Company Plans or IRA Brokerage Accounts?

1.Investment Options

Within an IRA, you have a universe of investment options to choose from. In a company plan, you have a limited number of investments typically offered by the company plan. Also, you can customize investment choices to meet your personal needs. That’s important in volatile times!

2. Consolidation and Control

Chances are, you have worked at more than one employer. It’s hard to keep track of all the different 401(k)’s you may have because they are in different places. Performing a roll over into an IRA account can help you consolidate your hard earned money into one place!
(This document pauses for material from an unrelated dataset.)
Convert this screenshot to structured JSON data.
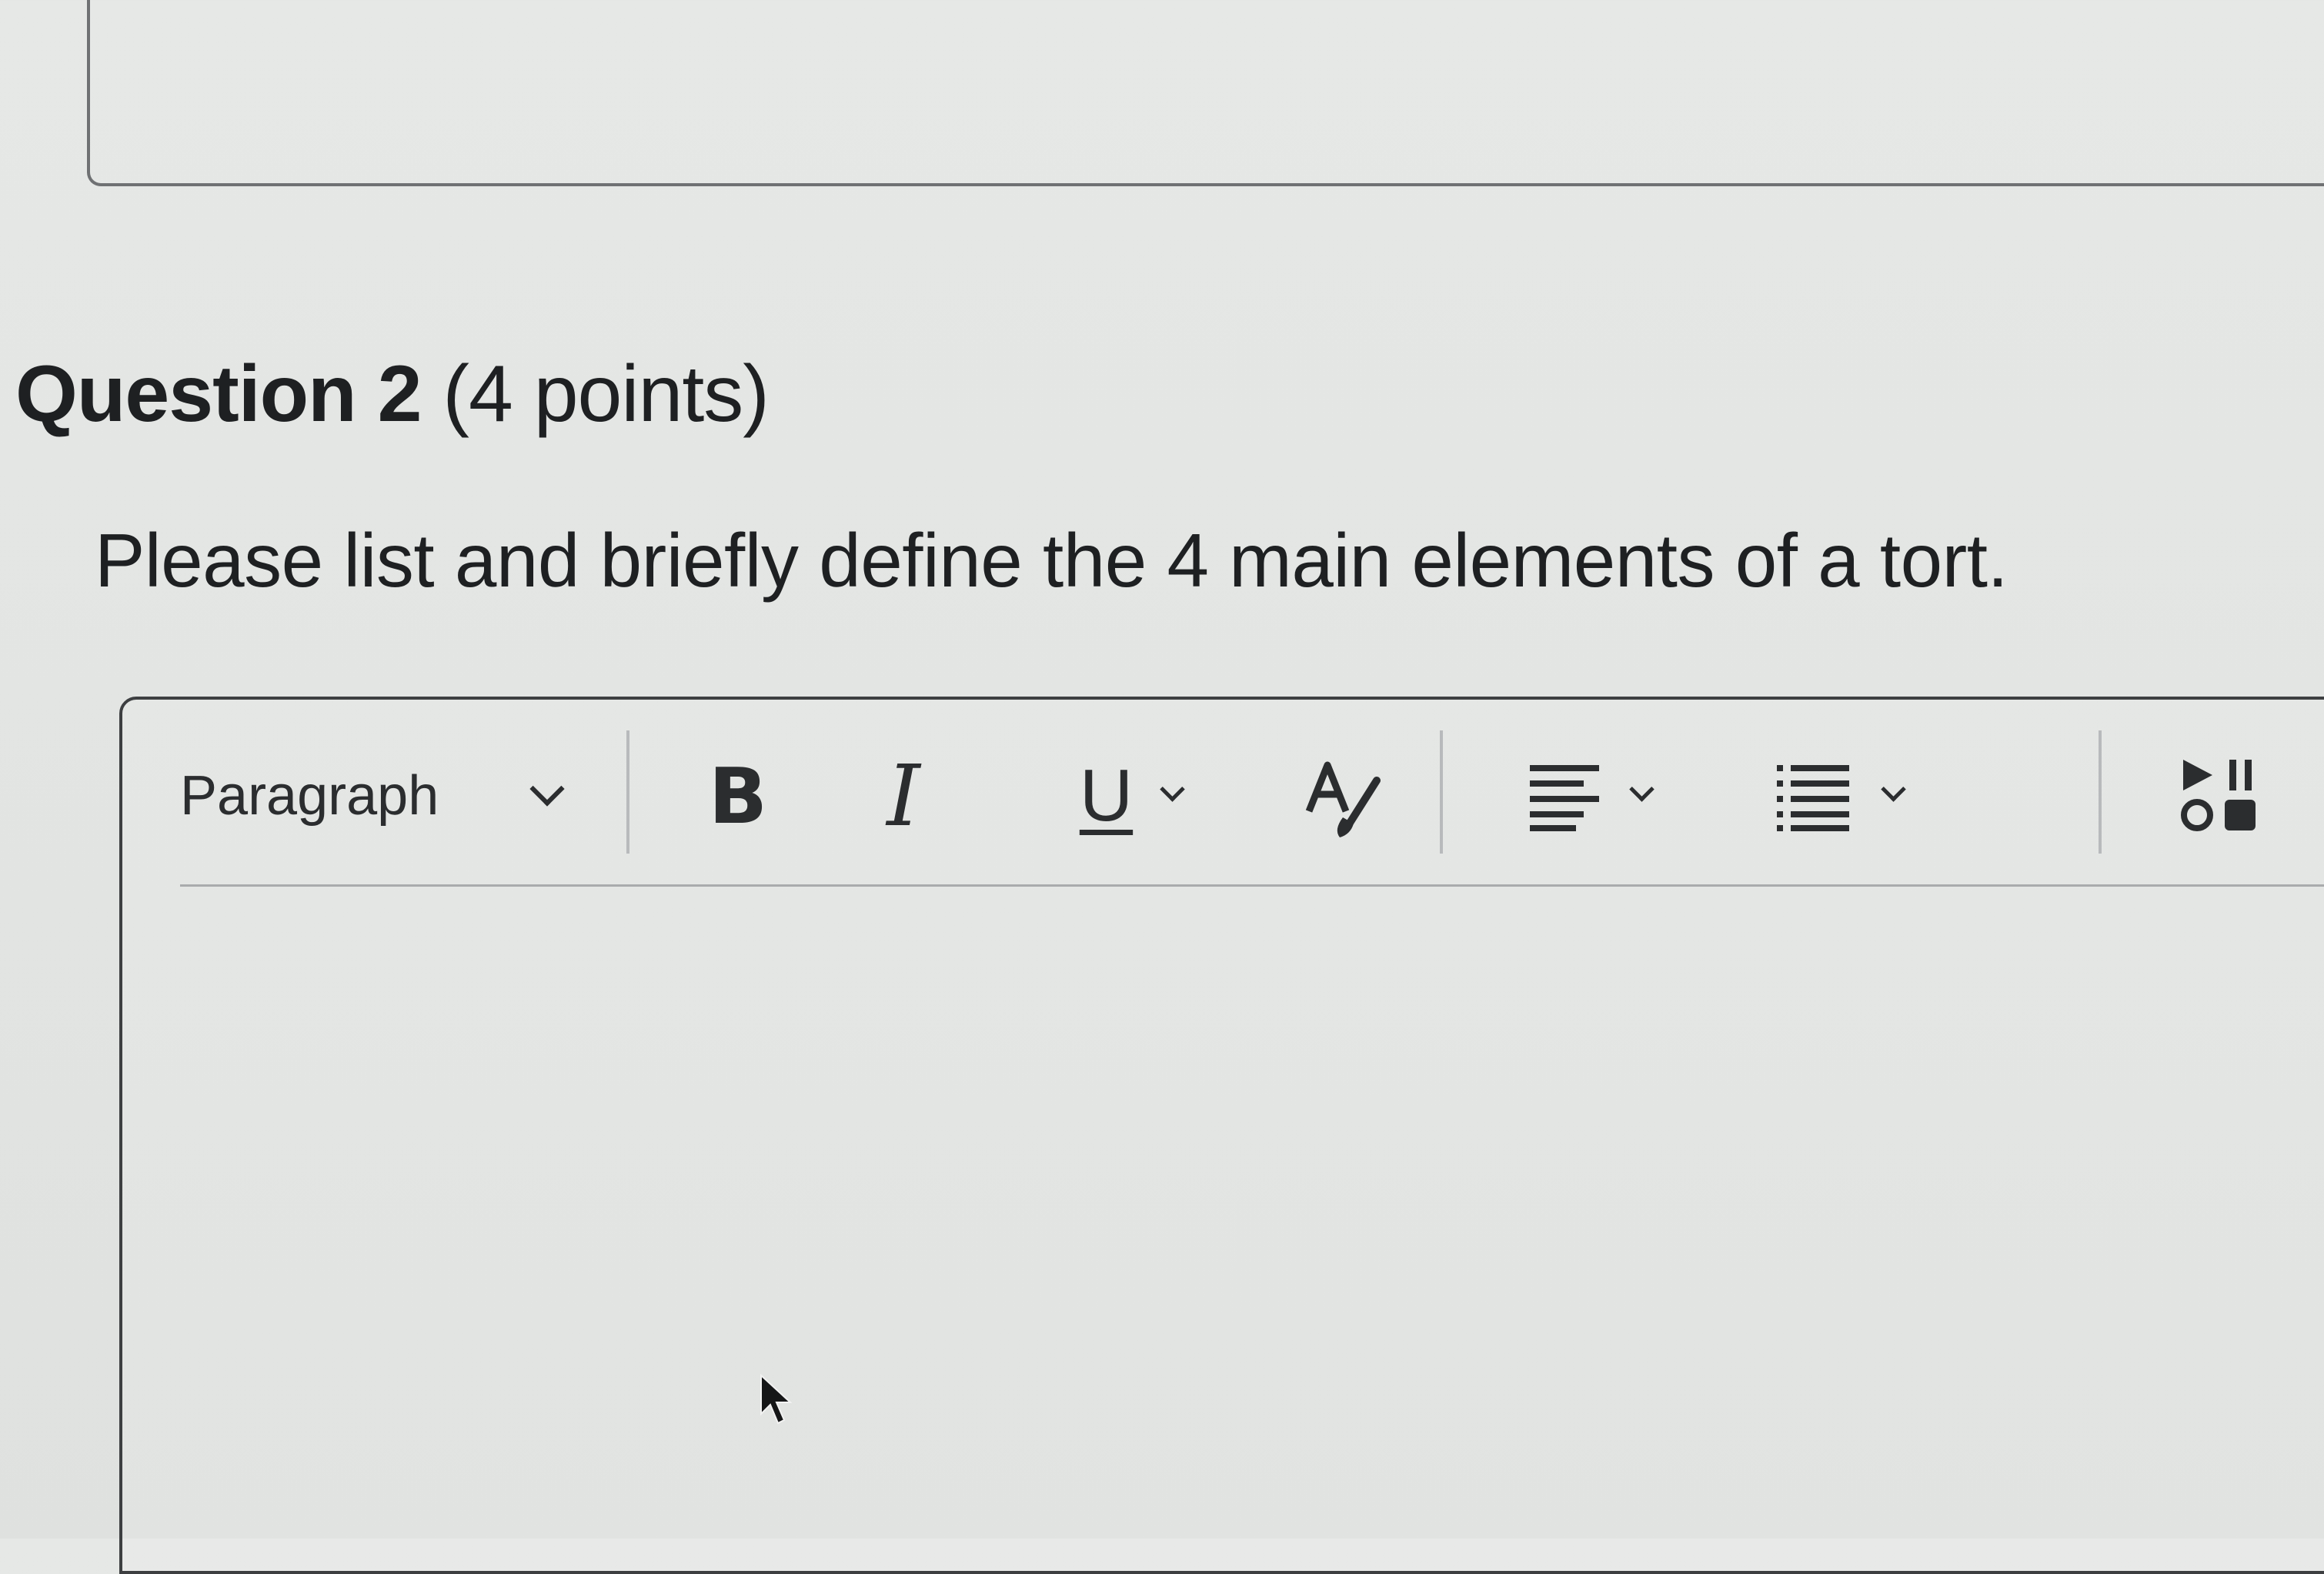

3. Roth Conversion Ability

IRA Funds can be converted to Roth IRA funds at any time. To convert from a company plan, the funds would have to be eligible for a distribution.

4. RMD Simplicity

IRAs are aggregated for calculating RMDs. An IRA owner can take his RMD from any one or a combination of his own IRAs. With company plans, the employee generally has to take his RMD from each plan separately. Exception: 403(b) plans – RMDs can be taken from any one of a person’s 403(b) plans.

5. QCD - Qualified Charitable Distributions

QCDs can only be performed from an IRA, not from company plans. Plan funds would first have to travel to an IRA to take advantage of the QCD.

6. IRAs Have no Withdrawal Restrictions

Company plans may have restrictions on withdrawals. In an IRA, you generally have immediate access to funds, regardless of age. Even if you are under the age of 59 1/2 , you have withdrawn from your IRA with a 10% tax on the amount. Company plans will have restrictions before and after the age of 59 ½.

7. More Flexible Withholding Options

Plans are generally required to withhold 20% of an eligible rollover distribution paid to an employee. With IRAs, there is no such 20% mandatory withholding rule. IRA owners can opt out of withholding, elect to have 10% withheld, or even a larger amount withheld.

8. Secure Act may require plan changes

New tax rules mean a learning curve that may be longer for plan administrators than for your own financial advisor, who may be able to react and update financial plans more efficiently.